40 replies to this topic

[Tomk]

I think everyone has either played pool or has at least seen it played.

The game is played with 15 colored balls and a white cue ball. For our purposes... let's ignore that cue ball as it is slightly undersized from the rest of the balls.

If you were to arrange those 15 balls into some shape on the table (no stacking the balls) to cover the minimum amount of area:

What would the shape be?
What area would it contain if the balls were 2" in diameter?

[terry1966]

triangle does the area include the gaps or are you just talking about the total area of each 2" ball added together? i'll let someone else find the area.

[Tomk]

I'm talking about the total area of the "shape" that encloses the balls.

[oldman960]

How about a triangle? 43.3 in²

[Tomk]

Interesting... That's a great answer if you can show me how you do it.

[oldman960]

I think I'm out a bit. I'll get back to you.

[terry1966]

to be honest i think just putting them all in a straight line down the centre of the table would use up the least area because there would be no empty gaps between them, and the total table area used would be exactly the area of the 15 balls. so area of 1 ball is 3.1415 inches squared total area is 47.1225 inches squared with any shape you make your always going to enclose extra empty space that needs to be added to the area taken up by the balls.

[Tomk]

OK... maybe I'm unclear. You need to make a "frame" of your shape and put the balls inside it. I'm looking for the area of the inside of the frame. If you put the balls in a straight line... your frame will be a rectangle. What is the area of the rectangle?

[terry1966]

How about a triangle? 43.3 in²

Interesting...

That's a great answer if you can show me how you do it.

Area = a*b*sin( C )/2

5 balls on each side = 10 inches a side, so a and b both = 10, being equilateral the inside angle C is 60 Area = 10*10*sin( 60 )/2 = 43.3 inch squared.

or on my calculator 60sinx10x10/2=43.3 inch squared.

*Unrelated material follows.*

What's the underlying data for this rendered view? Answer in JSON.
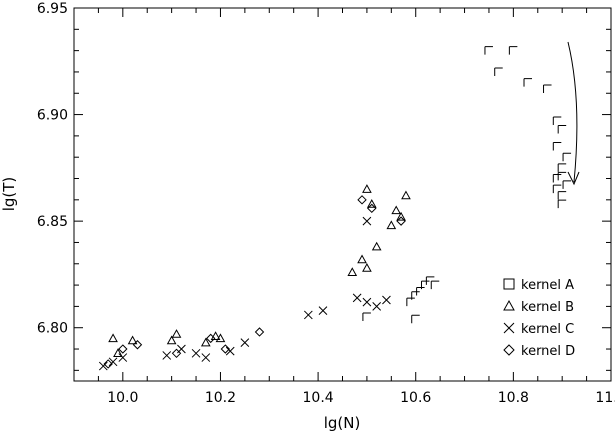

Edited by terry1966, 06 November 2012 - 09:20 PM.

[Tomk]

@terry, In your previous post you stated that the balls inhabit 47.123 sq. in. Yet now you say you can "put" them into a triangle that encompasses only 43.3 sq. in.???

[terry1966]

nope was just showing you how i think oldman got his answer.

[oldman960]

Actually I used this

sqrt(3) X side²
____________
4

But as I said I made an error. It's not a 10x10x10 triangle (think about it, you'll see why). The area for the triangle inquestion is actually 62.35 in²

The rectangle is smaller at 60 in²

[terry1966]

if you draw a triangle from the centre of each corner ball you'll have an 8x8x8 triangle with an area of 27.712 now draw a rectangle on each side of that triangle 8x1 total area for all 3 is 24 you'll see you have now covered all the balls except for the final bits of each corner ball to add to the total area, now seeing how i haven't actually worked out how much is left i'm going to guess a 1/3rd for each ball so will add 3.141 making my total area..54.855 inches square.

[Tomk]

Well... the shape is identifiable and the area can be calculated. I'm not really sure what else to say.

[terry1966]

you trying to say you have a shape with a smaller area than a triangle with curved corners? a circular shape might cover less area but i haven't looked at it, i just assumed a triangle shape was the smallest. the frame around the triangle covers an area of 54.855 inches square so is the answer your looking for smaller?

Edited by terry1966, 09 November 2012 - 02:44 AM.